Goldene Mitte

Wasser ergießt sich auf 70 schwarz-weißen Siebdrucken symbolisch in den Raum. Wild sprudelt es aus der Ecke hervor, um dann sanft auf dem Boden zu verlaufen und gleichsam zu versickern.

Die kunstvoll gebogenen, zerknitterten und gefalteten Papierbögen imitieren auf eine andere Art und Weise den darauf abgebildeten Wellenschlag – einzigartig und unnachahmbar. Wo auch immer sich die Bilderflut erneut in einen Raum ergießt, wird die Anordnung und Inszenierung eine andere sein. Genau wie richtiges Wasser von der Umgebung beeinflusst immer wieder anders fließt und einzigartige Bewegungsmuster bildet.

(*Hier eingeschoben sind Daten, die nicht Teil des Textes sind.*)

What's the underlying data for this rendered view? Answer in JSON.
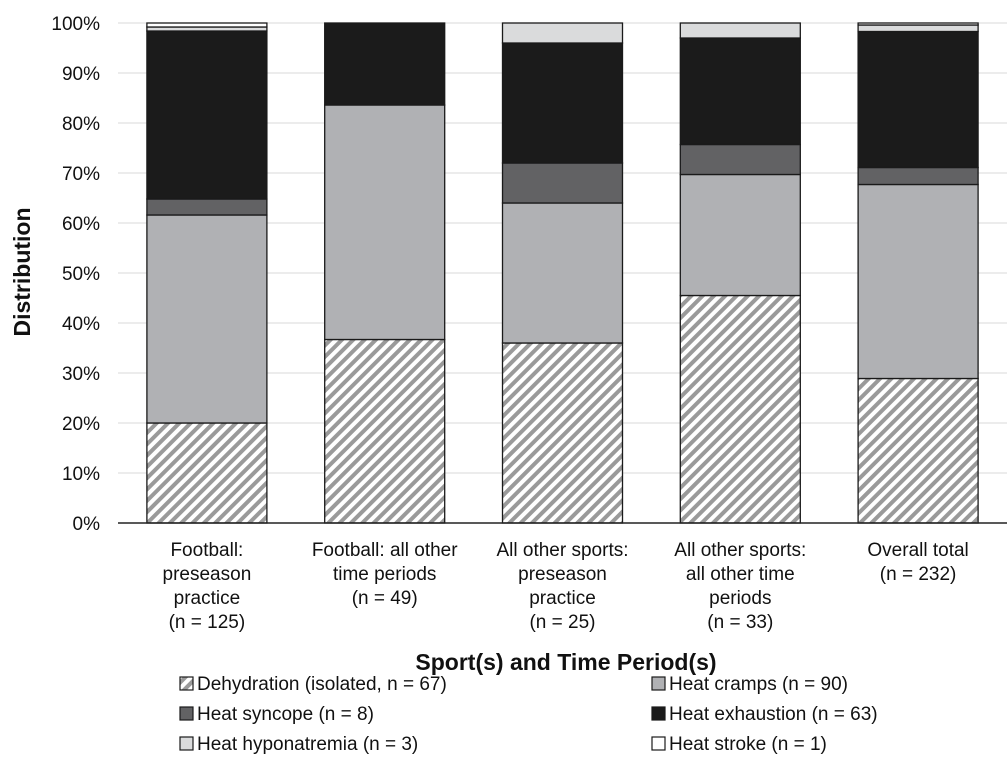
{
  "chart_data": {
    "type": "bar",
    "stacked": true,
    "categories": [
      [
        "Football:",
        "preseason",
        "practice",
        "(n = 125)"
      ],
      [
        "Football: all other",
        "time periods",
        "(n = 49)"
      ],
      [
        "All other sports:",
        "preseason",
        "practice",
        "(n = 25)"
      ],
      [
        "All other sports:",
        "all other time",
        "periods",
        "(n = 33)"
      ],
      [
        "Overall total",
        "(n = 232)"
      ]
    ],
    "series": [
      {
        "name": "Dehydration (isolated, n = 67)",
        "color": "#ffffff",
        "pattern": "diagonal-hatch",
        "values": [
          20.0,
          36.7,
          36.0,
          45.5,
          28.9
        ]
      },
      {
        "name": "Heat cramps (n = 90)",
        "color": "#b0b1b4",
        "values": [
          41.6,
          46.9,
          28.0,
          24.2,
          38.8
        ]
      },
      {
        "name": "Heat syncope (n = 8)",
        "color": "#626264",
        "values": [
          3.2,
          0.0,
          8.0,
          6.0,
          3.4
        ]
      },
      {
        "name": "Heat exhaustion (n = 63)",
        "color": "#1b1b1b",
        "values": [
          33.6,
          16.4,
          24.0,
          21.3,
          27.2
        ]
      },
      {
        "name": "Heat hyponatremia (n = 3)",
        "color": "#dadbdc",
        "values": [
          0.8,
          0.0,
          4.0,
          3.0,
          1.3
        ]
      },
      {
        "name": "Heat stroke (n = 1)",
        "color": "#ffffff",
        "values": [
          0.8,
          0.0,
          0.0,
          0.0,
          0.4
        ]
      }
    ],
    "yticks": [
      "0%",
      "10%",
      "20%",
      "30%",
      "40%",
      "50%",
      "60%",
      "70%",
      "80%",
      "90%",
      "100%"
    ],
    "ylim": [
      0,
      100
    ],
    "xlabel": "Sport(s) and Time Period(s)",
    "ylabel": "Distribution",
    "grid": true,
    "legend_position": "bottom"
  }
}
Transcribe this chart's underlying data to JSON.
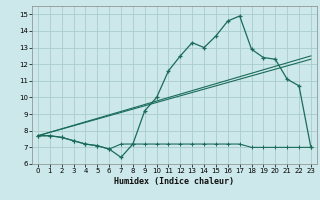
{
  "title": "",
  "xlabel": "Humidex (Indice chaleur)",
  "background_color": "#cce8ea",
  "grid_color": "#aacccc",
  "line_color": "#1a6b5a",
  "xlim": [
    -0.5,
    23.5
  ],
  "ylim": [
    6,
    15.5
  ],
  "xticks": [
    0,
    1,
    2,
    3,
    4,
    5,
    6,
    7,
    8,
    9,
    10,
    11,
    12,
    13,
    14,
    15,
    16,
    17,
    18,
    19,
    20,
    21,
    22,
    23
  ],
  "yticks": [
    6,
    7,
    8,
    9,
    10,
    11,
    12,
    13,
    14,
    15
  ],
  "series1_x": [
    0,
    1,
    2,
    3,
    4,
    5,
    6,
    7,
    8,
    9,
    10,
    11,
    12,
    13,
    14,
    15,
    16,
    17,
    18,
    19,
    20,
    21,
    22,
    23
  ],
  "series1_y": [
    7.7,
    7.7,
    7.6,
    7.4,
    7.2,
    7.1,
    6.9,
    6.4,
    7.2,
    9.2,
    10.0,
    11.6,
    12.5,
    13.3,
    13.0,
    13.7,
    14.6,
    14.9,
    12.9,
    12.4,
    12.3,
    11.1,
    10.7,
    7.0
  ],
  "series2_x": [
    0,
    23
  ],
  "series2_y": [
    7.7,
    12.5
  ],
  "series3_x": [
    0,
    23
  ],
  "series3_y": [
    7.7,
    12.3
  ],
  "series4_x": [
    0,
    1,
    2,
    3,
    4,
    5,
    6,
    7,
    8,
    9,
    10,
    11,
    12,
    13,
    14,
    15,
    16,
    17,
    18,
    19,
    20,
    21,
    22,
    23
  ],
  "series4_y": [
    7.7,
    7.7,
    7.6,
    7.4,
    7.2,
    7.1,
    6.9,
    7.2,
    7.2,
    7.2,
    7.2,
    7.2,
    7.2,
    7.2,
    7.2,
    7.2,
    7.2,
    7.2,
    7.0,
    7.0,
    7.0,
    7.0,
    7.0,
    7.0
  ]
}
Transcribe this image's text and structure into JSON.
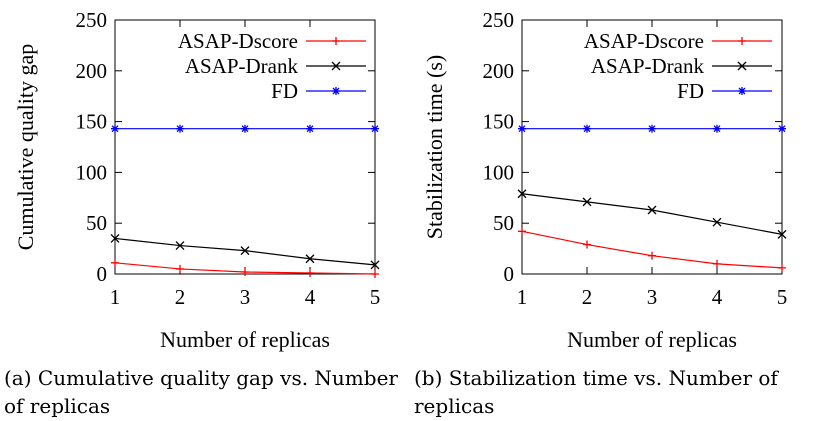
{
  "chart_data": [
    {
      "type": "line",
      "xlabel": "Number of replicas",
      "ylabel": "Cumulative quality gap",
      "x": [
        1,
        2,
        3,
        4,
        5
      ],
      "xlim": [
        1,
        5
      ],
      "ylim": [
        0,
        250
      ],
      "yticks": [
        0,
        50,
        100,
        150,
        200,
        250
      ],
      "xticks": [
        1,
        2,
        3,
        4,
        5
      ],
      "grid": false,
      "legend": "top-right",
      "series": [
        {
          "name": "ASAP-Dscore",
          "values": [
            11,
            5,
            2,
            1,
            0
          ],
          "color": "#ff0000",
          "marker": "+"
        },
        {
          "name": "ASAP-Drank",
          "values": [
            35,
            28,
            23,
            15,
            9
          ],
          "color": "#000000",
          "marker": "x"
        },
        {
          "name": "FD",
          "values": [
            143,
            143,
            143,
            143,
            143
          ],
          "color": "#0000ff",
          "marker": "*"
        }
      ]
    },
    {
      "type": "line",
      "xlabel": "Number of replicas",
      "ylabel": "Stabilization time (s)",
      "x": [
        1,
        2,
        3,
        4,
        5
      ],
      "xlim": [
        1,
        5
      ],
      "ylim": [
        0,
        250
      ],
      "yticks": [
        0,
        50,
        100,
        150,
        200,
        250
      ],
      "xticks": [
        1,
        2,
        3,
        4,
        5
      ],
      "grid": false,
      "legend": "top-right",
      "series": [
        {
          "name": "ASAP-Dscore",
          "values": [
            42,
            29,
            18,
            10,
            6
          ],
          "color": "#ff0000",
          "marker": "+"
        },
        {
          "name": "ASAP-Drank",
          "values": [
            79,
            71,
            63,
            51,
            39
          ],
          "color": "#000000",
          "marker": "x"
        },
        {
          "name": "FD",
          "values": [
            143,
            143,
            143,
            143,
            143
          ],
          "color": "#0000ff",
          "marker": "*"
        }
      ]
    }
  ],
  "captions": {
    "a": "(a) Cumulative quality gap vs. Number of replicas",
    "b": "(b) Stabilization time vs. Number of replicas"
  }
}
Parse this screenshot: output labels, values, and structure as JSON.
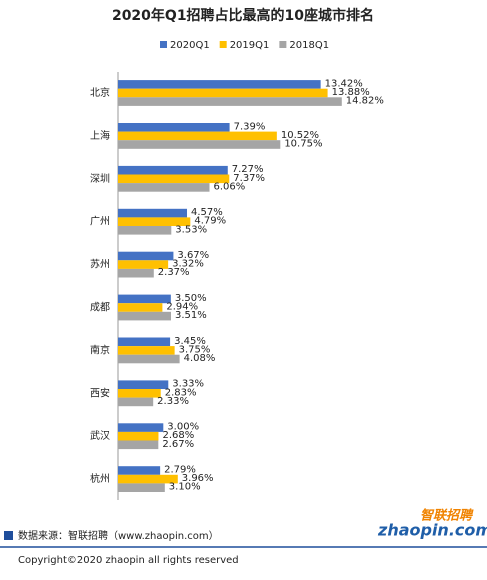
{
  "chart_data": {
    "type": "bar",
    "orientation": "horizontal",
    "title": "2020年Q1招聘占比最高的10座城市排名",
    "categories": [
      "北京",
      "上海",
      "深圳",
      "广州",
      "苏州",
      "成都",
      "南京",
      "西安",
      "武汉",
      "杭州"
    ],
    "series": [
      {
        "name": "2020Q1",
        "color": "#4472c4",
        "values": [
          13.42,
          7.39,
          7.27,
          4.57,
          3.67,
          3.5,
          3.45,
          3.33,
          3.0,
          2.79
        ],
        "value_labels": [
          "13.42%",
          "7.39%",
          "7.27%",
          "4.57%",
          "3.67%",
          "3.50%",
          "3.45%",
          "3.33%",
          "3.00%",
          "2.79%"
        ]
      },
      {
        "name": "2019Q1",
        "color": "#ffc000",
        "values": [
          13.88,
          10.52,
          7.37,
          4.79,
          3.32,
          2.94,
          3.75,
          2.83,
          2.68,
          3.96
        ],
        "value_labels": [
          "13.88%",
          "10.52%",
          "7.37%",
          "4.79%",
          "3.32%",
          "2.94%",
          "3.75%",
          "2.83%",
          "2.68%",
          "3.96%"
        ]
      },
      {
        "name": "2018Q1",
        "color": "#a5a5a5",
        "values": [
          14.82,
          10.75,
          6.06,
          3.53,
          2.37,
          3.51,
          4.08,
          2.33,
          2.67,
          3.1
        ],
        "value_labels": [
          "14.82%",
          "10.75%",
          "6.06%",
          "3.53%",
          "2.37%",
          "3.51%",
          "4.08%",
          "2.33%",
          "2.67%",
          "3.10%"
        ]
      }
    ],
    "legend": "top"
  },
  "footer": {
    "source": "数据来源：智联招聘（www.zhaopin.com）",
    "logo_cn": "智联招聘",
    "logo_en": "zhaopin.com",
    "copyright": "Copyright©2020 zhaopin all rights reserved"
  }
}
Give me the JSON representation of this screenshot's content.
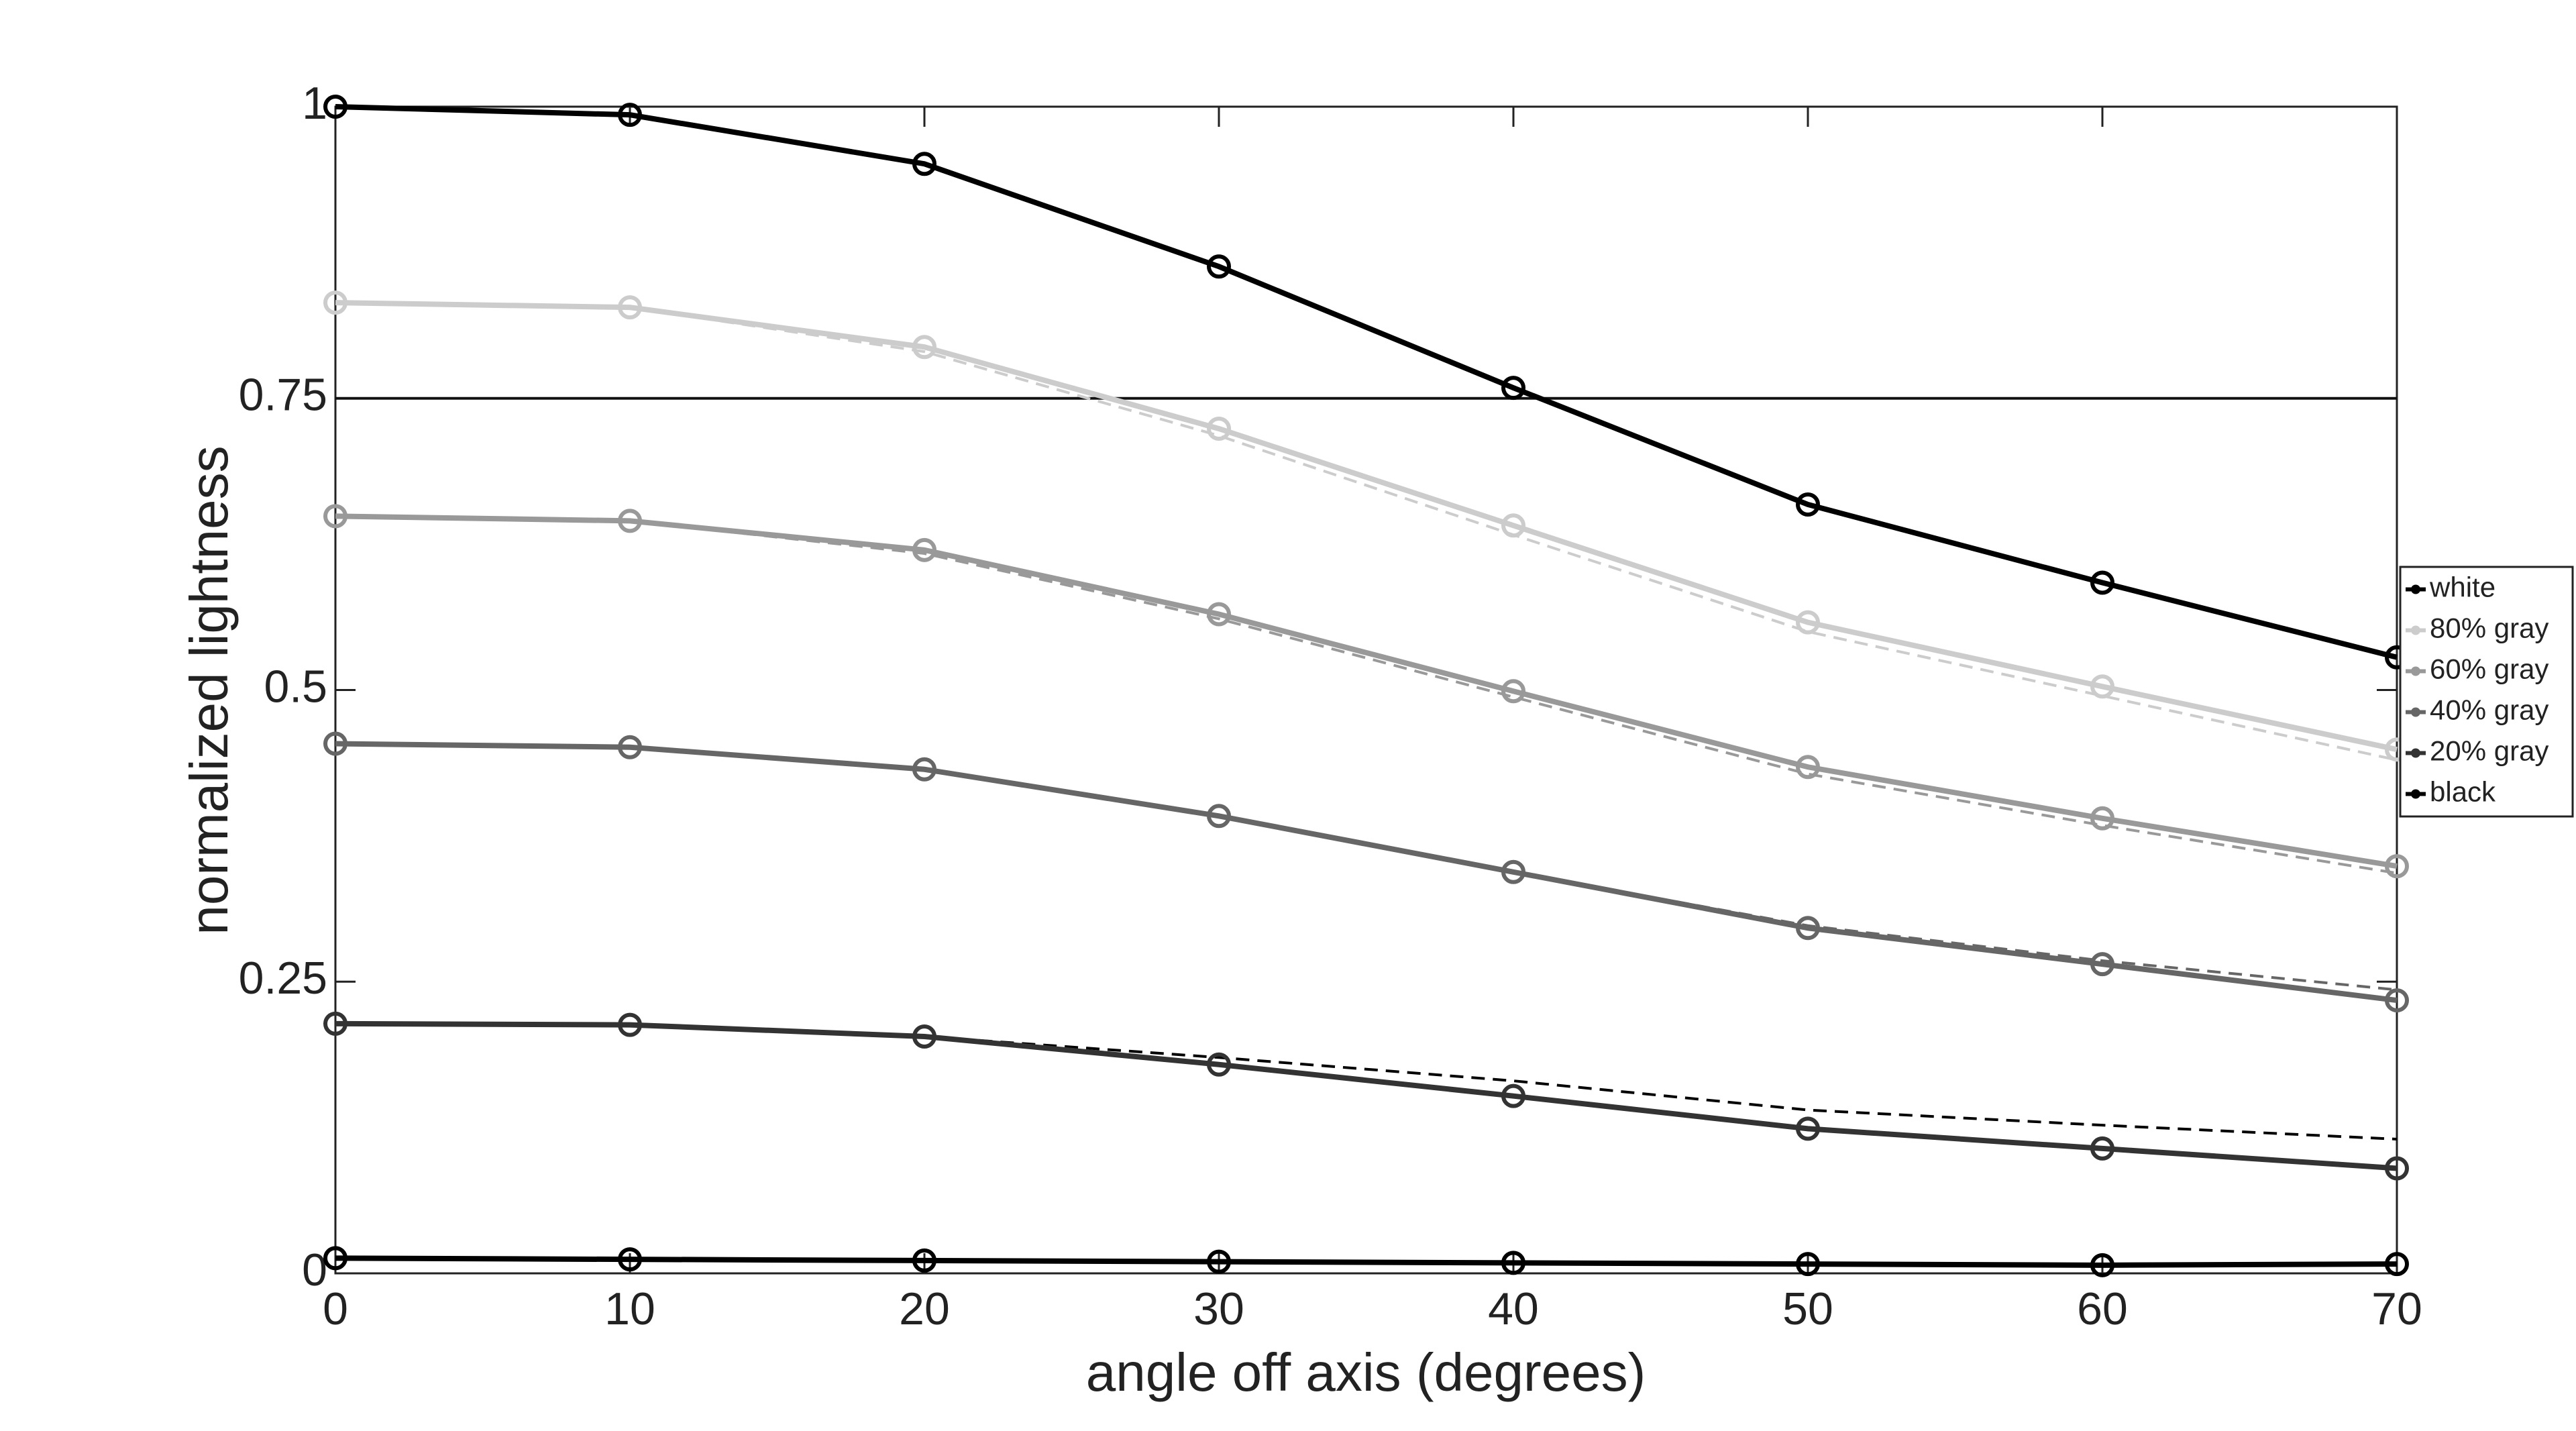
{
  "chart_data": {
    "type": "line",
    "x_label": "angle off axis (degrees)",
    "y_label": "normalized lightness",
    "x": [
      0,
      10,
      20,
      30,
      40,
      50,
      60,
      70
    ],
    "series": [
      {
        "name": "white",
        "color": "#000000",
        "values": [
          1,
          0.993,
          0.951,
          0.863,
          0.759,
          0.659,
          0.592,
          0.528
        ]
      },
      {
        "name": "80% gray",
        "color": "#cccccc",
        "values": [
          0.832,
          0.828,
          0.794,
          0.724,
          0.641,
          0.558,
          0.503,
          0.449
        ]
      },
      {
        "name": "60% gray",
        "color": "#999999",
        "values": [
          0.649,
          0.645,
          0.62,
          0.565,
          0.499,
          0.434,
          0.39,
          0.349
        ]
      },
      {
        "name": "40% gray",
        "color": "#666666",
        "values": [
          0.454,
          0.451,
          0.432,
          0.392,
          0.344,
          0.296,
          0.265,
          0.234
        ]
      },
      {
        "name": "20% gray",
        "color": "#333333",
        "values": [
          0.214,
          0.213,
          0.203,
          0.179,
          0.152,
          0.124,
          0.107,
          0.09
        ]
      },
      {
        "name": "black",
        "color": "#000000",
        "values": [
          0.013,
          0.012,
          0.011,
          0.01,
          0.009,
          0.008,
          0.007,
          0.008
        ]
      }
    ],
    "reference_lines": [
      {
        "color": "#cccccc",
        "values": [
          0.832,
          0.828,
          0.79,
          0.718,
          0.633,
          0.55,
          0.495,
          0.44
        ]
      },
      {
        "color": "#999999",
        "values": [
          0.649,
          0.645,
          0.617,
          0.561,
          0.494,
          0.428,
          0.384,
          0.343
        ]
      },
      {
        "color": "#666666",
        "values": [
          0.454,
          0.451,
          0.432,
          0.392,
          0.344,
          0.298,
          0.268,
          0.243
        ]
      },
      {
        "color": "#000000",
        "values": [
          0.214,
          0.213,
          0.203,
          0.185,
          0.165,
          0.14,
          0.127,
          0.115
        ]
      }
    ],
    "hline": 0.75,
    "xlim": [
      0,
      70
    ],
    "xticks": [
      0,
      10,
      20,
      30,
      40,
      50,
      60,
      70
    ],
    "ylim": [
      0,
      1
    ],
    "yticks": [
      0,
      0.25,
      0.5,
      0.75,
      1
    ],
    "legend": "right",
    "grid": false
  }
}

Es ist diese zusätzliche Kunst-Aktion oder Installation, welche den großformatigen Siebdrucken einen Wert gibt, den ihnen das schlichte Abdeckpapier nicht zu geben vermag. Ihr Mehrwert entsteht in der Teilhabe an einem großen Ganzen, im Teil-Sein einer singulären Aktion. Gezeichnet von dieser Besonderheit, erhalten die multiplizierten Drucke eine Einzigartigkeit, die weit über die Nummerierung hinausgeht.

In Zeiten zunehmender Überschwemmungen erinnert die Installation zudem an die Zerstörungskraft des Wassers. Alles, was nicht niet- und nagelfest ist, wird mitgerissen, unbrauchbar und wertlos. Übrig bleiben vom Wasser gezeichnete Haufen von Unrat.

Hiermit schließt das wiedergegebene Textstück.